Note-se que a resolução do contrato por incumprimento deve, para além do já descrito, funcionar como a ultima ratio da defesa do interesse público (Freitas do Amaral, Curso de Direito Administrativo, 2001, p. 647). O contraente público deveria, caso isso fosse possível no caso concreto, optar pela efectivação das prestações de natureza fungível em falta, directamente ou por intermédio de terceiro, ou ainda aplicar sanções pecuniárias (art. 329º). A resolução, para além de estar vinculada ao princípio da legalidade (já que só pode ter como fundamento algum dos motivos do art. 333º/1) deve ser proporcional. Assim, não se admitirá uma resolução que seja desproporcional à medida de incumprimento. Também não se pode aceitar um acto de resolução “prejudicial para o interesse público”, já que este é um vector essencial à actividade administrativa – 266º/1 CRP. (Pedro Gonçalves, ob. cit., p. 612).

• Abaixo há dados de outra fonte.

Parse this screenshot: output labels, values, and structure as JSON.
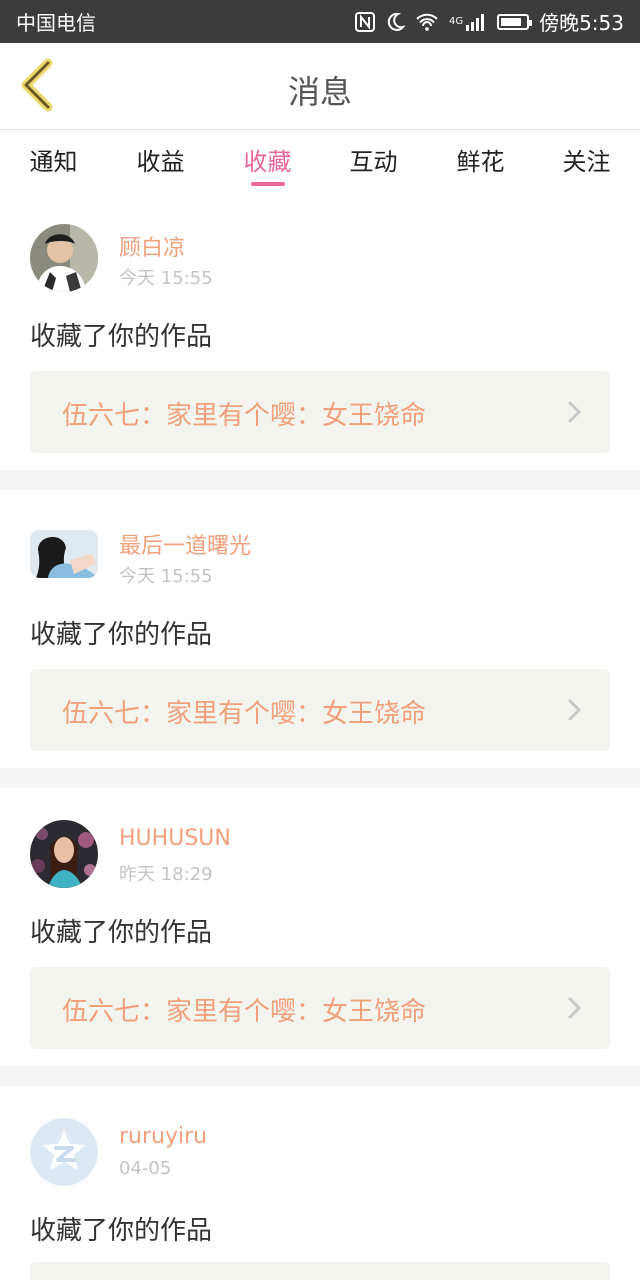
{
  "status_bar": {
    "carrier": "中国电信",
    "time": "傍晚5:53",
    "network": "4G"
  },
  "header": {
    "title": "消息",
    "back_icon": "chevron-left-icon"
  },
  "tabs": [
    {
      "label": "通知",
      "active": false
    },
    {
      "label": "收益",
      "active": false
    },
    {
      "label": "收藏",
      "active": true
    },
    {
      "label": "互动",
      "active": false
    },
    {
      "label": "鲜花",
      "active": false
    },
    {
      "label": "关注",
      "active": false
    }
  ],
  "notifications": [
    {
      "user": "顾白凉",
      "time": "今天 15:55",
      "action": "收藏了你的作品",
      "work": "伍六七：家里有个嘤：女王饶命"
    },
    {
      "user": "最后一道曙光",
      "time": "今天 15:55",
      "action": "收藏了你的作品",
      "work": "伍六七：家里有个嘤：女王饶命"
    },
    {
      "user": "HUHUSUN",
      "time": "昨天 18:29",
      "action": "收藏了你的作品",
      "work": "伍六七：家里有个嘤：女王饶命"
    },
    {
      "user": "ruruyiru",
      "time": "04-05",
      "action": "收藏了你的作品",
      "work": ""
    }
  ],
  "colors": {
    "accent": "#e8669c",
    "username": "#f0a07b",
    "work_link_bg": "#f4f4ef",
    "status_bar_bg": "#3c3c3c"
  }
}
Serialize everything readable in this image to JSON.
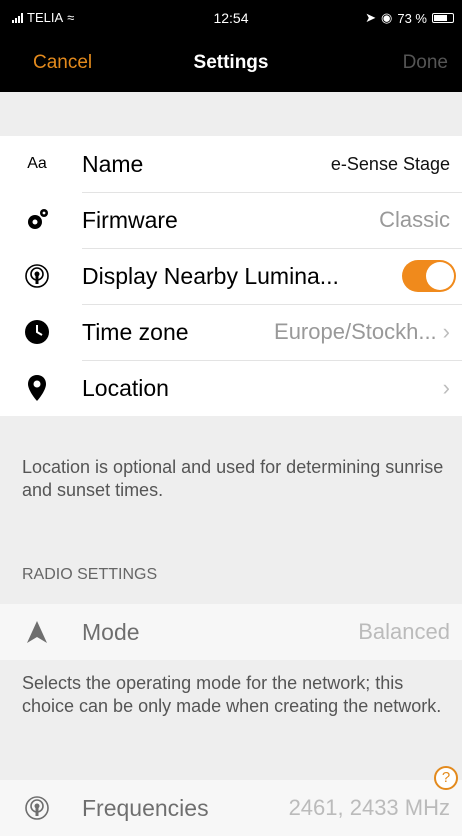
{
  "status": {
    "carrier": "TELIA",
    "time": "12:54",
    "battery": "73 %"
  },
  "nav": {
    "cancel": "Cancel",
    "title": "Settings",
    "done": "Done"
  },
  "settings": {
    "name": {
      "label": "Name",
      "value": "e-Sense Stage",
      "icon": "text-aa-icon",
      "icon_text": "Aa"
    },
    "firmware": {
      "label": "Firmware",
      "value": "Classic",
      "icon": "gears-icon"
    },
    "nearby": {
      "label": "Display Nearby Lumina...",
      "enabled": true,
      "icon": "broadcast-icon"
    },
    "timezone": {
      "label": "Time zone",
      "value": "Europe/Stockh...",
      "icon": "clock-icon"
    },
    "location": {
      "label": "Location",
      "icon": "location-pin-icon"
    }
  },
  "location_note": "Location is optional and used for determining sunrise and sunset times.",
  "radio": {
    "header": "RADIO SETTINGS",
    "mode": {
      "label": "Mode",
      "value": "Balanced",
      "icon": "navigation-arrow-icon"
    },
    "mode_note": "Selects the operating mode for the network; this choice can be only made when creating the network.",
    "frequencies": {
      "label": "Frequencies",
      "value": "2461, 2433 MHz",
      "icon": "broadcast-icon"
    }
  },
  "help": "?",
  "colors": {
    "accent": "#e38a1d",
    "toggle": "#f08a1c"
  }
}
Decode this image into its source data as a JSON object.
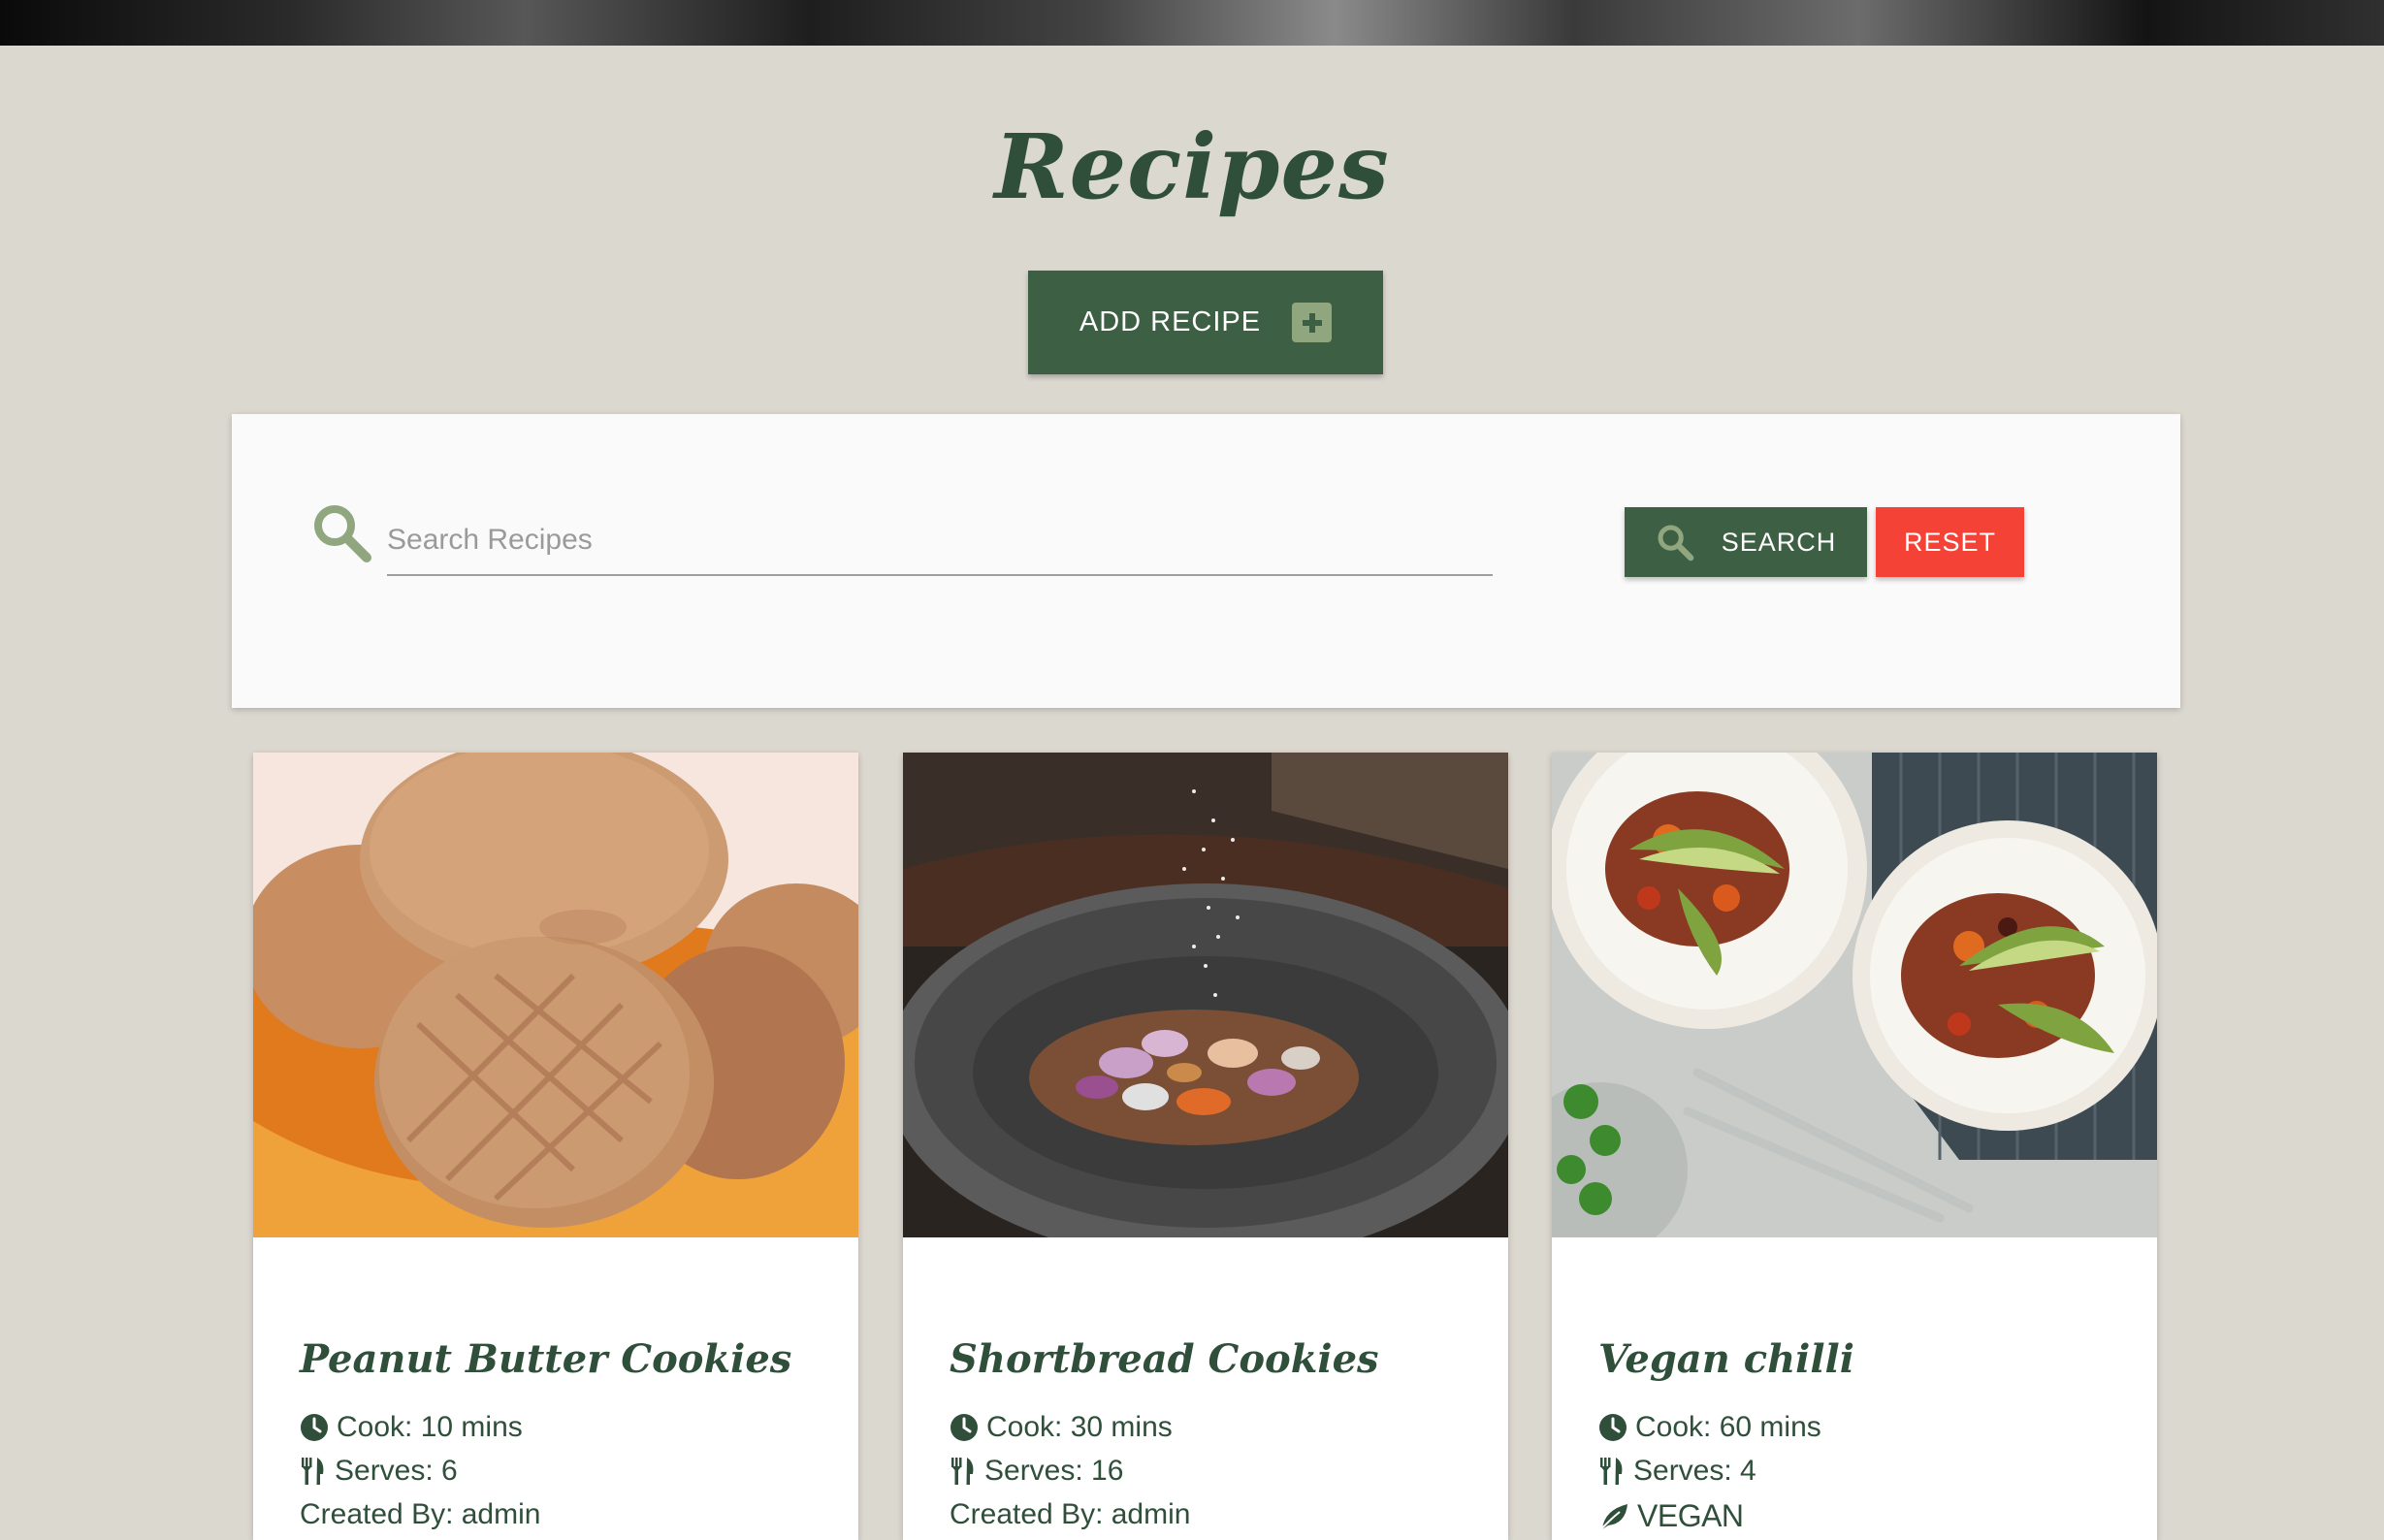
{
  "header": {
    "title": "Recipes",
    "add_recipe_label": "ADD RECIPE"
  },
  "search": {
    "placeholder": "Search Recipes",
    "value": "",
    "search_label": "SEARCH",
    "reset_label": "RESET"
  },
  "recipes": [
    {
      "title": "Peanut Butter Cookies",
      "cook": "Cook: 10 mins",
      "serves": "Serves: 6",
      "extra": "Created By: admin"
    },
    {
      "title": "Shortbread Cookies",
      "cook": "Cook: 30 mins",
      "serves": "Serves: 16",
      "extra": "Created By: admin"
    },
    {
      "title": "Vegan chilli",
      "cook": "Cook: 60 mins",
      "serves": "Serves: 4",
      "extra": "VEGAN"
    }
  ],
  "icons": {
    "search": "search-icon",
    "add": "plus-square-icon",
    "clock": "clock-icon",
    "serves": "utensils-icon",
    "vegan": "leaf-icon"
  },
  "colors": {
    "page_bg": "#dbd8d0",
    "brand_green": "#3d5f43",
    "heading_green": "#2f4f3b",
    "reset_red": "#f44336",
    "accent_sage": "#8fa67f"
  }
}
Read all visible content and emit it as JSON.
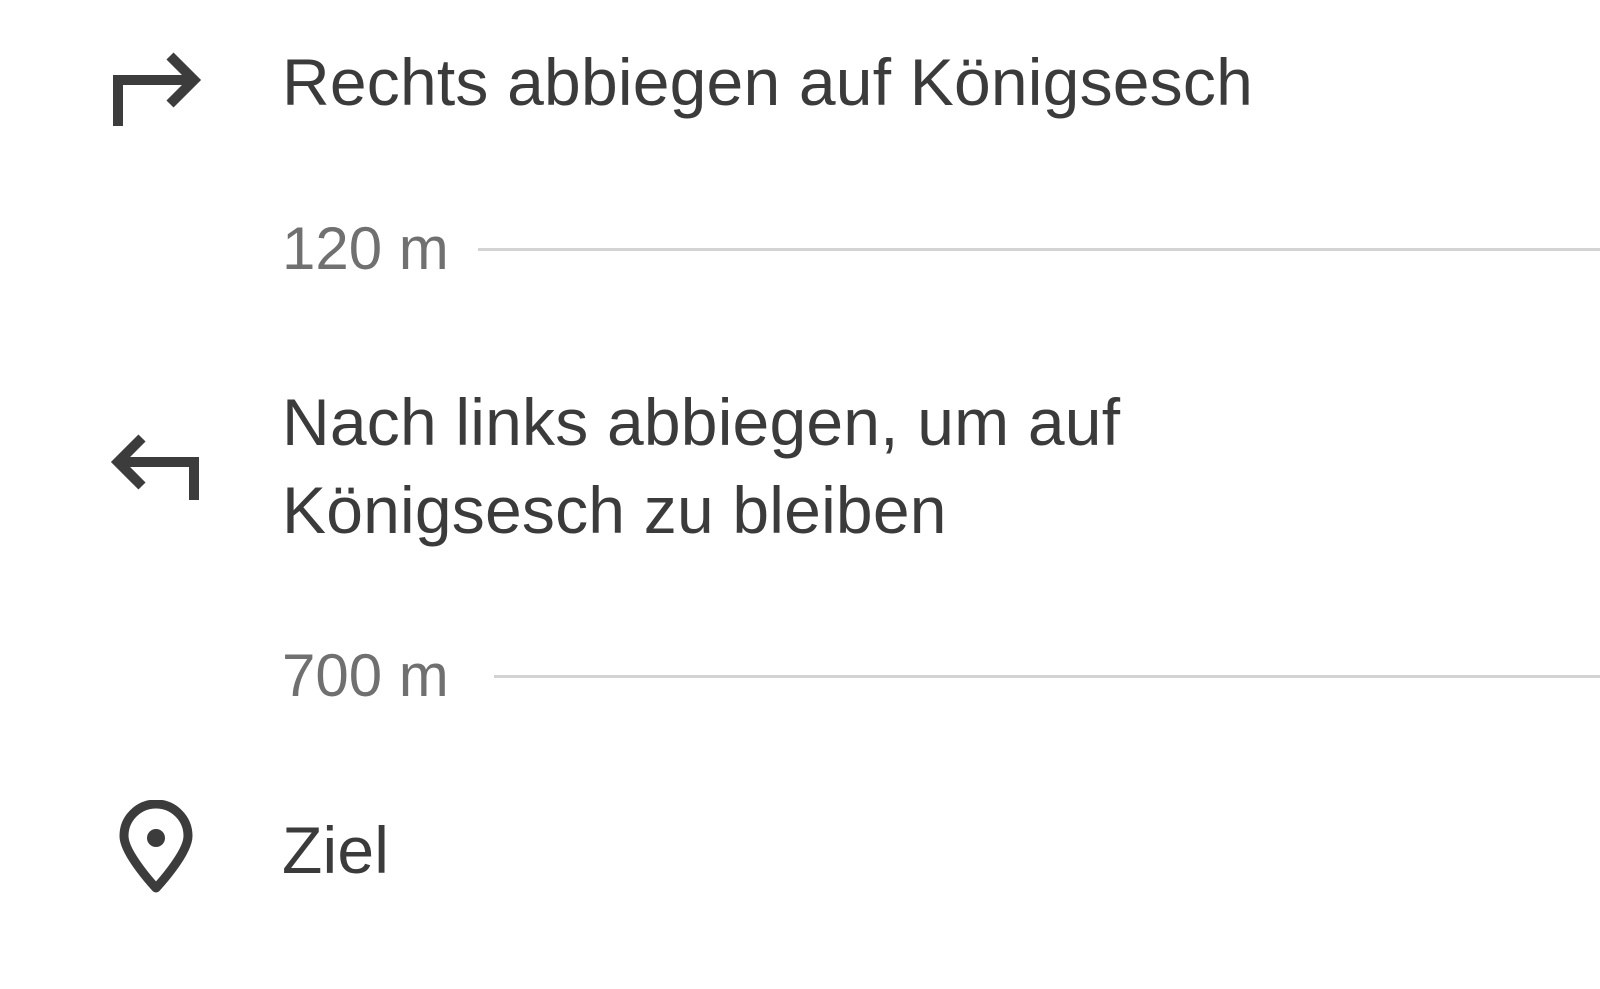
{
  "directions": {
    "steps": [
      {
        "icon": "turn-right-icon",
        "lines": [
          "Rechts abbiegen auf Königsesch"
        ]
      },
      {
        "icon": "turn-left-icon",
        "lines": [
          "Nach links abbiegen, um auf",
          "Königsesch zu bleiben"
        ]
      },
      {
        "icon": "location-pin-icon",
        "lines": [
          "Ziel"
        ]
      }
    ],
    "distances": [
      "120 m",
      "700 m"
    ]
  },
  "colors": {
    "text": "#3b3b3b",
    "distance_text": "#707070",
    "icon": "#3c3c3c",
    "divider": "#d3d3d3",
    "background": "#ffffff"
  }
}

No caso em apreço, não há dados assentes sobre o que efectivamente aconteceu. Não se sabe se o autor incumpriu, de facto, as suas obrigações - a entrega das 4ª, 5ª e 11ª parcela de veículos militares. Pode-se, contudo, concluir que na falta de prova de interpelação admonitória por parte do Ministério da Defesa, e dada a essencialidade desta para que se verifique o incumprimento definitivo da prestação, não pode o mesmo servir de fundamento ao acto de resolução. Reitera-se, assim, que a simples mora não constitui fundamento de acto resolutivo.

VII. Quanto à possibilidade de resolver o contrato com base na alteração de circunstâncias, exige-se que esta atinja, de forma anormal e imprevisível, as condições que levaram as partes a tomar a decisão de contratar. Entende-se, a este propósito,  que a alteração de circunstâncias se reconduz à superveniência, em fase de execução, de circunstâncias independentes da vontade dos contraentes e, por isso, imprevisíveis. Neste sentido, tais alterações, com referência ao momento da conclusão do contrato, transcendem o risco ordinário do negócio, criando um estado de imprevisão.  Além disto, exige-se também que o contraente que invoca a alteração não tivesse contratado se, no momento da celebração do contrato, tivesse conhecimento dos factos supervenientes relevantes.
De acordo com o art. 312º, alínea a) (ex vi 335º/1), é necessário, em primeiro lugar, que a alteração seja anormal. Em abstracto, e recorrendo a um juízo de normalidade, o facto de Portugal estar sujeito a fortes restrições orçamentais impostas pelo Memorando da Troika, é uma circunstância anormal.
Contudo, isto não basta, sendo também necessário que o ambiente circunstancial do contrato sofra uma alteração imprevisível (diferentemente do que sucede no regime previsto no Código Civil, em que não exige que a alteração seja imprevisível). Neste pressuposto, mais dúvidas se levantam. De facto, saber se a necessidade de recorrer a um resgate financeiro em 2011 não era previsível cria muitas dificuldades.  No entanto, o Ministério Público considera que esta alteração superveniente ainda poderá ser considerada como imprevisível. De facto, aquando da celebração do contrato, a situação económica e financeira do país, destarte ser já preocupante, não fazia adivinhar o recurso à ajuda do FMI, BCE e Comissão Europeia (Troika). Lembre-se, a este respeito, as declarações, quer dos nossos governantes, quer de governantes de instituições internacionais, acerca do carácter passageiro da crise e da rápida e forte recuperação económica que se avizinhava.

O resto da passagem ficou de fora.